Alumni of Bridgend Youth Theatre , Welsh National Opera, National Youth Dance Wales and ATSLI casting.

== Career ==

- Theatr Clwyd's production of "Cyrano De Bergerac" playing Christian opposite Steffan Rhodri. Directed by Phillip Breen for which he was nominated for the Ian Charleson Awards sponsored by The National Theatre and The Sunday Times.
- Nollywood feature film Isoken directed by Jadesola Osiberu. Playing the role of Kevin, the romantic lead - shot in Lagos, Nigeria.
- Maple Dragon's feature film Canaries directed by Peter Stray. Appearing as Tommy opposite a star studded Welsh cast, including Robert Pugh, Craig Russell and Hannah Daniel.
- Sky 1's award-winning series Stella starring Ruth Jones
- "The Wish of My Heart" with Welsh National Opera performed for his Royal Highness The Prince of Wales.
- A run of TV movies on ITV and BBC with "It's my Shout" Films - Bone Orchard, A Night on the Tiles, Down, They Might be Giants and Pleasure Park - with Owen Teale, Richard Harrington, Jan Anderson and Rachel Isaac.
- British Film Institute (BFI) 48 Hour short listed "Accumulation".
- The Viking Epic "Noble Claim" playing the lead role of "Erik Jora" filmed in Snowdonia, Wales. Entered into the 2016 Berlin Film Festival
- Dark comedy "The Two Dogs" starring Desperate Housewives' Gale Harold.

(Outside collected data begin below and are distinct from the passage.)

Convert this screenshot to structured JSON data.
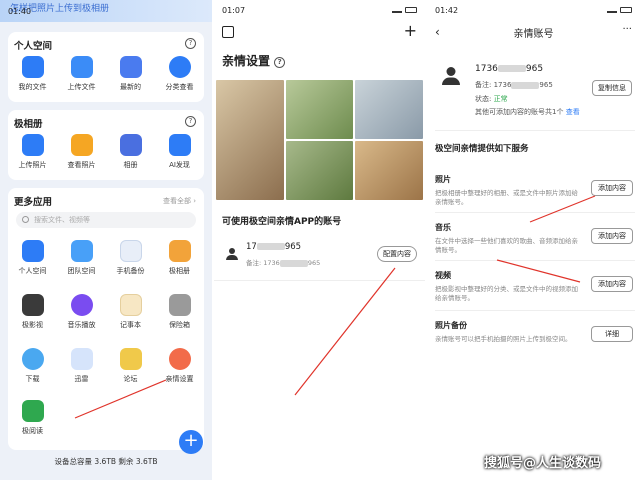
{
  "panel1": {
    "status_time": "01:40",
    "banner": "怎样把照片上传到极相册",
    "personal": {
      "title": "个人空间",
      "items": [
        "我的文件",
        "上传文件",
        "最新的",
        "分类查看"
      ]
    },
    "album": {
      "title": "极相册",
      "items": [
        "上传照片",
        "查看照片",
        "相册",
        "AI发现"
      ]
    },
    "apps": {
      "title": "更多应用",
      "view_all": "查看全部",
      "search_placeholder": "搜索文件、视频等",
      "items": [
        "个人空间",
        "团队空间",
        "手机备份",
        "极相册",
        "极影视",
        "音乐播放",
        "记事本",
        "保险箱",
        "下载",
        "迅雷",
        "论坛",
        "亲情设置",
        "极阅读"
      ]
    },
    "storage": "设备总容量 3.6TB  剩余 3.6TB"
  },
  "panel2": {
    "status_time": "01:07",
    "title": "亲情设置",
    "subtitle": "可使用极空间亲情APP的账号",
    "account_prefix": "17",
    "account_suffix": "965",
    "note_prefix": "备注: 1736",
    "note_suffix": "965",
    "config_button": "配置内容"
  },
  "panel3": {
    "status_time": "01:42",
    "title": "亲情账号",
    "account_prefix": "1736",
    "account_suffix": "965",
    "note_prefix": "备注: 1736",
    "note_suffix": "965",
    "status_label": "状态: ",
    "status_value": "正常",
    "extra_text": "其他可添加内容的账号共1个",
    "view_link": "查看",
    "copy_button": "复制信息",
    "services_title": "极空间亲情提供如下服务",
    "services": [
      {
        "title": "照片",
        "desc": "把极相册中整理好的相册、或是文件中照片添加给亲情账号。",
        "button": "添加内容"
      },
      {
        "title": "音乐",
        "desc": "在文件中选择一些他们喜欢的歌曲、音频添加给亲情账号。",
        "button": "添加内容"
      },
      {
        "title": "视频",
        "desc": "把极影视中整理好的分类、或是文件中的视频添加给亲情账号。",
        "button": "添加内容"
      },
      {
        "title": "照片备份",
        "desc": "亲情账号可以把手机拍摄的照片上传到极空间。",
        "button": "详细"
      }
    ]
  },
  "watermark": "搜狐号@人生谈数码",
  "colors": {
    "accent": "#2d7cf6",
    "status_ok": "#2fa84f",
    "arrow": "#e0342b"
  }
}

Filmed in Los Angeles.
- "Mission Impossible" with Future Cinema, playing the lead role of Ethan Hunt (Made famous by Tom Cruise) playing opposite Elizabeth Hurley.

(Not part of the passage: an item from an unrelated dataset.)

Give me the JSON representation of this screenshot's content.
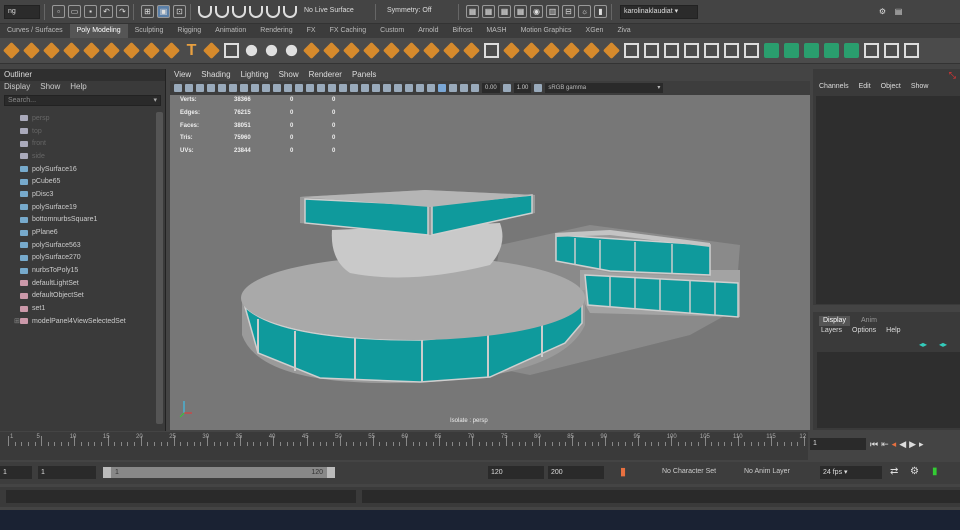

- Action to the Word's multi-award-winning production of "A Clockwork Orange" touring to Norway & Singapore.
- Creator of the role Lord Arthur Holmwood in Action to the Word's rock opera production of "Dracula".
- "Alice in Wonderland" with SellaDoor at Greenwich Theatre.
- BAFTA Cymru award-winning "Cymru Fach"
- Wales Theatre Company's "A Child's Christmas in Wales" as part of the Dylathon Festival to mark Dylan Thomas' centenary.

== Awards and nominations ==
Nominated for the Ian Charleson Award in 2016 for his role of Christian in Cyrano de Bergerac.
Winner of the John Thaw Bursary in 2010.